Em boa verdade, e em vésperas de se concretizar a «sociedade mundial em rede», tal como Castells anunciara ao longo da última década no século passado, compreendemos que aquele sonho poderá corresponder, afinal, à visão transhumanista que nos é apresentada, uma visão única, redentora e inevitável. Primeiro, ela é única porque é o resultado da conjunção da melhor ciência, que, entretanto, terá ligado todas as mentes humanas digitalizadas (segundo dizem); segundo, ela é redentora, porque nos conduz à singularidade e, possivelmente, à imortalidade (segundo dizem); terceiro, ela também é inevitável porque, lamento dizer-lhe, não são permitidas outras visões.
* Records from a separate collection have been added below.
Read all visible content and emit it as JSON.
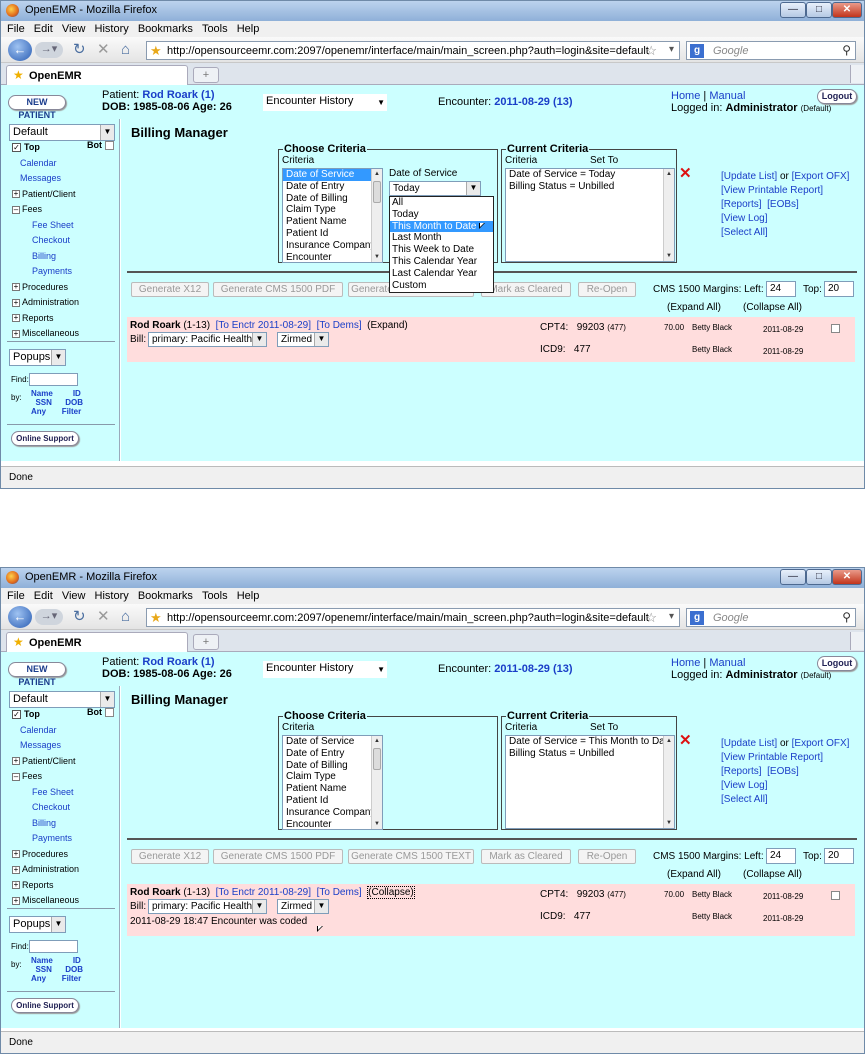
{
  "browser": {
    "title": "OpenEMR - Mozilla Firefox",
    "menu": [
      "File",
      "Edit",
      "View",
      "History",
      "Bookmarks",
      "Tools",
      "Help"
    ],
    "url": "http://opensourceemr.com:2097/openemr/interface/main/main_screen.php?auth=login&site=default",
    "search_placeholder": "Google",
    "tab_label": "OpenEMR",
    "new_tab": "+",
    "status": "Done"
  },
  "header": {
    "new_patient": "NEW PATIENT",
    "patient_label": "Patient:",
    "patient_name": "Rod Roark (1)",
    "dob_line": "DOB: 1985-08-06 Age: 26",
    "encounter_history": "Encounter History",
    "encounter_label": "Encounter:",
    "encounter_value": "2011-08-29 (13)",
    "home": "Home",
    "manual": "Manual",
    "sep": "|",
    "logged_in": "Logged in:",
    "user": "Administrator",
    "default_tag": "(Default)",
    "logout": "Logout"
  },
  "leftnav": {
    "default_select": "Default",
    "top": "Top",
    "bot": "Bot",
    "items": [
      "Calendar",
      "Messages",
      "Patient/Client",
      "Fees",
      "Fee Sheet",
      "Checkout",
      "Billing",
      "Payments",
      "Procedures",
      "Administration",
      "Reports",
      "Miscellaneous"
    ],
    "popups": "Popups",
    "find": "Find:",
    "by": "by:",
    "find_links": [
      "Name",
      "ID",
      "SSN",
      "DOB",
      "Any",
      "Filter"
    ],
    "online_support": "Online Support"
  },
  "billing": {
    "title": "Billing Manager",
    "choose_criteria": "Choose Criteria",
    "criteria": "Criteria",
    "criteria_options": [
      "Date of Service",
      "Date of Entry",
      "Date of Billing",
      "Claim Type",
      "Patient Name",
      "Patient Id",
      "Insurance Company",
      "Encounter"
    ],
    "dos_label": "Date of Service",
    "dos_selected": "Today",
    "dos_options": [
      "All",
      "Today",
      "This Month to Date",
      "Last Month",
      "This Week to Date",
      "This Calendar Year",
      "Last Calendar Year",
      "Custom"
    ],
    "current_criteria": "Current Criteria",
    "set_to": "Set To",
    "current_1": [
      "Date of Service = Today",
      "Billing Status = Unbilled"
    ],
    "current_2": [
      "Date of Service = This Month to Date",
      "Billing Status = Unbilled"
    ],
    "links": {
      "update_list": "[Update List]",
      "or": "or",
      "export_ofx": "[Export OFX]",
      "printable": "[View Printable Report]",
      "reports": "[Reports]",
      "eobs": "[EOBs]",
      "view_log": "[View Log]",
      "select_all": "[Select All]"
    },
    "buttons": [
      "Generate X12",
      "Generate CMS 1500 PDF",
      "Generate CMS 1500 TEXT",
      "Mark as Cleared",
      "Re-Open"
    ],
    "margins_label": "CMS 1500 Margins:",
    "left_label": "Left:",
    "left_value": "24",
    "top_label": "Top:",
    "top_value": "20",
    "expand_all": "(Expand All)",
    "collapse_all": "(Collapse All)",
    "row": {
      "name": "Rod Roark",
      "id": "(1-13)",
      "to_enctr": "[To Enctr 2011-08-29]",
      "to_dems": "[To Dems]",
      "expand": "(Expand)",
      "collapse": "(Collapse)",
      "bill_label": "Bill:",
      "bill_value": "primary: Pacific Health",
      "clearing": "Zirmed",
      "cpt_label": "CPT4:",
      "cpt_code": "99203",
      "cpt_dx": "(477)",
      "icd_label": "ICD9:",
      "icd_code": "477",
      "fee": "70.00",
      "provider": "Betty Black",
      "date": "2011-08-29",
      "coded_note": "2011-08-29 18:47 Encounter was coded"
    }
  }
}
Pronto. Disse tudo. Bem, disse e não disse porque, se já está a pensar que existe em tudo isto um aspeto desconfortável de coletivismo e de monolitismo … Bingo! Ainda estamos a tempo, quer seja porque ainda não aconteceu, quer seja porque o leitor e a leitora não querem que isso venha a acontecer. E se ainda não aconteceu, pense comigo, é porque ainda há margem para que tal não venha a acontecer. E como, poderá estar já a pensar? Justamente, porque só a educação pode ser o caminho para travar a servidão e promover a emancipação. E é justamente aqui que entra a liberdade, para pensar e para exprimir.
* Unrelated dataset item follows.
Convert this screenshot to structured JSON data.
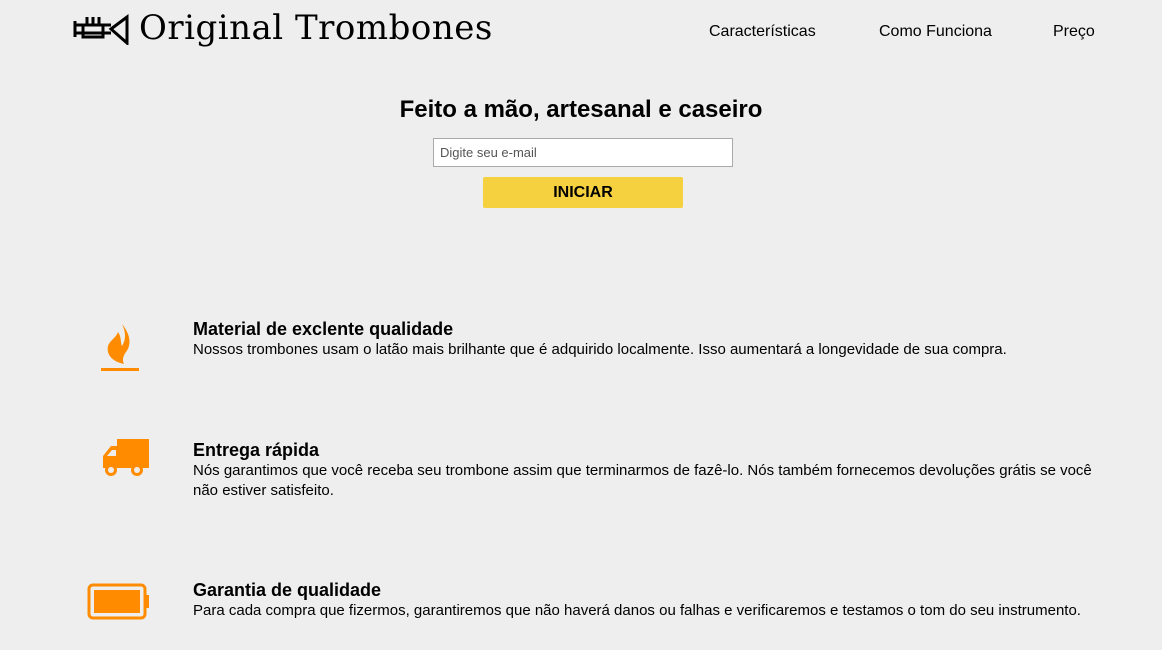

Liberdade, Independência ou Morte

Podemos falar de liberdade? Como e em que contextos? Há cerca de três anos ouvi um slogan numa campanha política – “Comunismo ou Liberdade!”. De imediato pude recordar uma das mais significativas máximas históricas como foi aquela, tão especial, elaborada em setecentos – “Liberdade ou Morte”. Esta declaração foi proferida por Patrick Henry (uma assinalável figura da Revolução Americana), num discurso até hoje lembrado e citado, ”Give me liberty or give me Death” (Dê-me liberdade ou a morte). Recorda-se desta revolução certo? Ocorreu no século XVIII e libertou as treze colónias americanas da tirania anglo-saxónica. Posteriormente confundiu-se com uma outra, atribuída a Dom Pedro quando, nas margens do Ipiranga, teria proclamado a independência do Brasil relativamente ao Reino de Portugal. Mas não teria sido bem assim! Porque, segundo reza a história, Dom Pedro teria antes gritado «Independência ou Morte!». Mas esta história não fica por aqui. Mais recentemente Raymond Aron também referiu o uso da expressão “Liberdade ou morte” pelos operários das fábricas de seda de Lião e por ocasião de um protesto.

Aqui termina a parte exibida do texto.